Votolato's been in several bands, including eclectic punks Waxwing with his younger brother Cody (of The Blood Brothers). He's also released solo albums for 15 years, finding modest underground success with his fourth full-length, Makers (released in 2006), and the 2007 follow-up, The Brag & Cuss.
Always writing on the dark side of the emotional spectrum, Votolato spiraled into an alcohol- and drug-assisted suicidal funk in the wake of that underground success. With sober reflection and by reading spiritual philosophy books, he pulled himself back from the brink, a process obliquely chronicled on 2010's powerful True Devotion.
"I don't think I had the tools to deal with the type of success I was having," Votolato told me at the time. "I started getting on different prescriptions for depression, anti-depressants and that kind of shit -- like Lorazepam and Xanax -- that I didn't react well to. It made things worse."

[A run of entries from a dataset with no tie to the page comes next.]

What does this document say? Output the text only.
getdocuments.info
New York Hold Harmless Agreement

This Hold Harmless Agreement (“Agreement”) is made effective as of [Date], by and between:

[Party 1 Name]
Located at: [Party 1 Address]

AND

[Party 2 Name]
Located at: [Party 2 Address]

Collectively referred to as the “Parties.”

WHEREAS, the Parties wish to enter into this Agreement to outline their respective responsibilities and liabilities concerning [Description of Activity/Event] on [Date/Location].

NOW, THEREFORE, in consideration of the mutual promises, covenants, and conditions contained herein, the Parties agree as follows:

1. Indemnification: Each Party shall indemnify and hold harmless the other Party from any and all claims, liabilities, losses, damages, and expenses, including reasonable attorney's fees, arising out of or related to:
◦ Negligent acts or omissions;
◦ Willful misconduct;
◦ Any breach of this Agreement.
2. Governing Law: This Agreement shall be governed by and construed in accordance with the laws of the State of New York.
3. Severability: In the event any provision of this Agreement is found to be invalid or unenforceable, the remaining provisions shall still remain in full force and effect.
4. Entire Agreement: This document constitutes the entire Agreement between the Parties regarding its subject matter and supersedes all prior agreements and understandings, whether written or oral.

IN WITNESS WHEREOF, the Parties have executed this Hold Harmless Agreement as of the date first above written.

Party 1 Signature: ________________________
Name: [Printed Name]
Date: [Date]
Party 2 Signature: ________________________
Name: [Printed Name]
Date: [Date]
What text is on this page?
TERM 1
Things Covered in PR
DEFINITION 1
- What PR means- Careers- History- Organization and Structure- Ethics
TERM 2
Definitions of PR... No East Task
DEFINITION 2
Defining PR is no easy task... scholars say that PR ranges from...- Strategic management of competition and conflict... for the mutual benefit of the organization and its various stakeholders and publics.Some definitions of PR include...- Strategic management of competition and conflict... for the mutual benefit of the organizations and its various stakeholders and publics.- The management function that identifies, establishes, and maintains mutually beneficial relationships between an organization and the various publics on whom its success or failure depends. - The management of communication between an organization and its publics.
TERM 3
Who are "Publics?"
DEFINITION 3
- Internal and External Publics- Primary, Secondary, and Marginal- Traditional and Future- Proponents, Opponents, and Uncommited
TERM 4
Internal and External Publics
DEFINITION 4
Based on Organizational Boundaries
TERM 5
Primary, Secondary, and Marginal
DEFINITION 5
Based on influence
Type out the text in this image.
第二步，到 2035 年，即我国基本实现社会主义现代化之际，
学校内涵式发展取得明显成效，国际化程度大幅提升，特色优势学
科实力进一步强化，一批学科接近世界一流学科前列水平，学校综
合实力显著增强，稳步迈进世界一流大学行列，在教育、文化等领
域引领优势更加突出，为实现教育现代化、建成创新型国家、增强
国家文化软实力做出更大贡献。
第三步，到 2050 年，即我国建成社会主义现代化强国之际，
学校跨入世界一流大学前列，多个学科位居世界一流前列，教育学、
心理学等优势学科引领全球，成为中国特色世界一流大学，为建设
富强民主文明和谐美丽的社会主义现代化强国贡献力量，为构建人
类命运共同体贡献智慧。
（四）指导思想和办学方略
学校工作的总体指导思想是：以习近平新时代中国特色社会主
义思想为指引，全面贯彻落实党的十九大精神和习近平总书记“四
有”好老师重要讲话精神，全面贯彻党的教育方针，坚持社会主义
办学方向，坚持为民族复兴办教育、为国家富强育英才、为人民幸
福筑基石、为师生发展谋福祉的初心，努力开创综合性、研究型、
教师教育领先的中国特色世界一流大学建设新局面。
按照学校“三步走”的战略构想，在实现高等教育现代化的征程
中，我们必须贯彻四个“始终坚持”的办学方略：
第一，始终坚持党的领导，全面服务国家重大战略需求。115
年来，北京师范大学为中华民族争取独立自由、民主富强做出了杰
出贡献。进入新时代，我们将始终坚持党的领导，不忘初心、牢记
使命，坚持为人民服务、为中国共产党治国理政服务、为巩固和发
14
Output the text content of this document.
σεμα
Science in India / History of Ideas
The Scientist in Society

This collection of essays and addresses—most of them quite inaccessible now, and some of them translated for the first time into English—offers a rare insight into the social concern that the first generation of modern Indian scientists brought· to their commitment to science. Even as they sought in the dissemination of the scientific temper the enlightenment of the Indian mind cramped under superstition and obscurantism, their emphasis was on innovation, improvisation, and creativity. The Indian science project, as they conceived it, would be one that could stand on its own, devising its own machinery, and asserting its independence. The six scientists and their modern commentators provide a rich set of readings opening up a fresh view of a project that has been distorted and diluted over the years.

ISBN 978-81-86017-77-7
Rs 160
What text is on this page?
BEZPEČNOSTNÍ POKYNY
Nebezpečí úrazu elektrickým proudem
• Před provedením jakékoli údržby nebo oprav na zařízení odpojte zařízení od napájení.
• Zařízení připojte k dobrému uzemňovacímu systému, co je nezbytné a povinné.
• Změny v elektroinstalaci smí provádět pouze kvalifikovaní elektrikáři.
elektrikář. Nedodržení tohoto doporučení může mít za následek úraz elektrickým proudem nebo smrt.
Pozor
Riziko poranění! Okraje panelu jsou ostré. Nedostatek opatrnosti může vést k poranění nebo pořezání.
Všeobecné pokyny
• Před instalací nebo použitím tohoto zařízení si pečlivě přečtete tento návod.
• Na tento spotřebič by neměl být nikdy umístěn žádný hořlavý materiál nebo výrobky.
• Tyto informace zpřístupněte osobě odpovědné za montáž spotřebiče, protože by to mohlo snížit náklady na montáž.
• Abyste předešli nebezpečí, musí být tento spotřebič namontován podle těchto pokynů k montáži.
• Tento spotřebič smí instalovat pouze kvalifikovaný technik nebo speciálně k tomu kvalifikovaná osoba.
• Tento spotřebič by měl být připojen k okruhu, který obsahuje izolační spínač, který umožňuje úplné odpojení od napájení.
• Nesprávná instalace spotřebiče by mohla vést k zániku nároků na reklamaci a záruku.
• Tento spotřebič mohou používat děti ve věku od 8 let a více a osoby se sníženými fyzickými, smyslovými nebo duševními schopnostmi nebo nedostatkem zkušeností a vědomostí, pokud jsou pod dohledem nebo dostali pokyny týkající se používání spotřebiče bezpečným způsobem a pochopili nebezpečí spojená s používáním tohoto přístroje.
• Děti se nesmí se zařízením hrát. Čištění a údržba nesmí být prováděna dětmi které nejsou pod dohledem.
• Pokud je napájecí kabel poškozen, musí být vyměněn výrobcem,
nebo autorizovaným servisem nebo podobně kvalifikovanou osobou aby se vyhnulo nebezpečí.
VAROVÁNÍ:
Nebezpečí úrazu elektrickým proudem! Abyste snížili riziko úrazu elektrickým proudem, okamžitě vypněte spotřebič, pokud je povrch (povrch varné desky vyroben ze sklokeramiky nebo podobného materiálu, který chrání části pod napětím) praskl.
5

While True Devotion was a minor sensation that made many critics' year-end lists, a year of performing the record's extremely personal, emotional songs left him feeling chafed. For 2012's Television of Saints, the songs he wrote were more distant and less personal, allowing him more room to breathe.
Indeed, when he started the Kickstarter-funded album, it was with a full alt-country band. However, after spending two weeks in expensive Beer Creek Studios with producer Ryan Hadlock (The Lumineers, Ra Ra Riot), Votolato felt unsatisfied with the record. Defying his label and even his wife, he ditched the sessions and set about re-recording the entire album by himself with a more spare, austere aesthetic at home.
He's written eight or nine songs for the new album. When he returns from this tour, he'll finish them and decide whether to partner with a label or go it alone again. Whatever he chooses, he's excited to move forward.
"I feel like, for this record, my approach has been just to not try to control it, more like True Devotion or Makers, where I feel it's real honest and the songs are really what they want to be," he says. "It's coming from a true source and it's happening without judgment. When I make those kinds of records and songs, whatever anybody else thinks about it, I don't give a shit."
Rocky Votolato is scheduled to perform Sunday, June 8, at the Rhythm Room.